The United States federal government will collaborate with local health workers to test sewage systems to detect traces of the coronavirus. The initiative has been taken up to aggressively contain the further spread of the coronavirus in the country, according to the US Centres for Disease Control.

The initiative is called National Wastewater Surveillance System (NWSS) in response to the Covid-19 pandemic.
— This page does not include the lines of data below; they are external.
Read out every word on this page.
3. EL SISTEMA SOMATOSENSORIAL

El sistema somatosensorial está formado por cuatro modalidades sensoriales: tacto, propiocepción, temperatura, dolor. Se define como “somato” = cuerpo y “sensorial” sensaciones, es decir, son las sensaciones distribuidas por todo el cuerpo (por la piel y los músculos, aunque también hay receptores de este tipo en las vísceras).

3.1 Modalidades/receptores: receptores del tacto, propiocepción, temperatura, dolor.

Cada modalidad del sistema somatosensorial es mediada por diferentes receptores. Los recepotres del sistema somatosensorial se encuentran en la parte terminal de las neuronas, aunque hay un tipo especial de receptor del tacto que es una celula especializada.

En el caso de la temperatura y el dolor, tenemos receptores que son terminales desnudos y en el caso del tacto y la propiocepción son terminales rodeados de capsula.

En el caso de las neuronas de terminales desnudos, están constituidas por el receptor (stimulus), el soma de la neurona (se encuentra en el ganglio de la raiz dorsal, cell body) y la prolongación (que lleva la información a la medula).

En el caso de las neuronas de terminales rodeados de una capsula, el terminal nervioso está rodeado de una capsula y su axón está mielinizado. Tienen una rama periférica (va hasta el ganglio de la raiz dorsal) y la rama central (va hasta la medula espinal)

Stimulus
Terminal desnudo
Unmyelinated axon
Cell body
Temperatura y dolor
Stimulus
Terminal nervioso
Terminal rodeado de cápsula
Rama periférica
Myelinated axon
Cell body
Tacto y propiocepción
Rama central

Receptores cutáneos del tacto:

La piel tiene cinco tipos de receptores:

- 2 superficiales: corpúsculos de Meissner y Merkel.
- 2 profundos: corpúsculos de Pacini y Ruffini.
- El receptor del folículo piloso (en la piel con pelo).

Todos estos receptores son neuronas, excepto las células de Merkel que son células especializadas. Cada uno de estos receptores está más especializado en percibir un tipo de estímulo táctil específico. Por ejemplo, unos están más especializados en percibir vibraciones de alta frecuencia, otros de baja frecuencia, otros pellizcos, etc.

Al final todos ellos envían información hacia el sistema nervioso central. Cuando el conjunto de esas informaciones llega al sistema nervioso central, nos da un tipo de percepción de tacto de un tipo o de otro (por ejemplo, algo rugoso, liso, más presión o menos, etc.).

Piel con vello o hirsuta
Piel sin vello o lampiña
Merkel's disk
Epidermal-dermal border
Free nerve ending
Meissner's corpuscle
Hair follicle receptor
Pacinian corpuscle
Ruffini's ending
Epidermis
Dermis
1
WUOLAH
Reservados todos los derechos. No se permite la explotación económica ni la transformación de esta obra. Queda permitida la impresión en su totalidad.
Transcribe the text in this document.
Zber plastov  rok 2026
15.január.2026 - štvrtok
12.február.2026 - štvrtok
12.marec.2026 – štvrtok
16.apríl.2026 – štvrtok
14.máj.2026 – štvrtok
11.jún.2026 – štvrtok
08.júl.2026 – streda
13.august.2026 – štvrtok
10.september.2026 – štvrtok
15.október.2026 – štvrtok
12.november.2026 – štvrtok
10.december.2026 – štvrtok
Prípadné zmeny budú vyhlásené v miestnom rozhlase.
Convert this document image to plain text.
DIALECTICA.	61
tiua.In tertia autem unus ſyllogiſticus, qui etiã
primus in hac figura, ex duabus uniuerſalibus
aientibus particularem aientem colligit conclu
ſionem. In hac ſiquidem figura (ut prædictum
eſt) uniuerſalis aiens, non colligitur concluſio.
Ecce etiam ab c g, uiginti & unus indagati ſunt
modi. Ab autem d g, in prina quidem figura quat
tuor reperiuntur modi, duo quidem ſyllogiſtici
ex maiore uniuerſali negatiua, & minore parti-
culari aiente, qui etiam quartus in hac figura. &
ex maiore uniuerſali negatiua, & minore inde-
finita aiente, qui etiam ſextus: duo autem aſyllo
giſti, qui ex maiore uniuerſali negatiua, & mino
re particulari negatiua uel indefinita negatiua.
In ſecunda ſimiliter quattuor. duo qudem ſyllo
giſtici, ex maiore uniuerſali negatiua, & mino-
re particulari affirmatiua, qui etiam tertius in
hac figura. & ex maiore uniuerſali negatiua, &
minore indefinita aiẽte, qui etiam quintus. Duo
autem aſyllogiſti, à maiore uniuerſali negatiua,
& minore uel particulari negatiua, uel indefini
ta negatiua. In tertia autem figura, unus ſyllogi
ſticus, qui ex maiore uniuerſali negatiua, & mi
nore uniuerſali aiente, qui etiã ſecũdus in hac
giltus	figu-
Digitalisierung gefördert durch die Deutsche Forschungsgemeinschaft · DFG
The data generated by NWSS will help public health officials to better understand the extent of Covid-19 infections in communities, CDC said on its official website.

CDC believes that sewage testing can be successfully used as a means of early detection of other diseases, such as polio.

The agency noted that the SARS-CoV-2 can be shed in the faeces of individuals with symptomatic or asymptomatic infections; therefore, wastewater surveillance can capture data on both types of infections.

It added that almost 80 per cent of US households are served by municipal sewage collection systems and quantitative SARS-CoV-2 measurements in untreated sewage can provide information on changes in total Covid-19 infection in the community contributing to that wastewater treatment plant.

Depending on the frequency of testing, sewage surveillance can be a leading indicator of changes in Covid-19 burden in a community, the CDC stated.

SARS-CoV-2 RNA detection in sewage serves as a Covid-19 indicator that is independent of healthcare-seeking behaviours and access to clinical testing, it further added.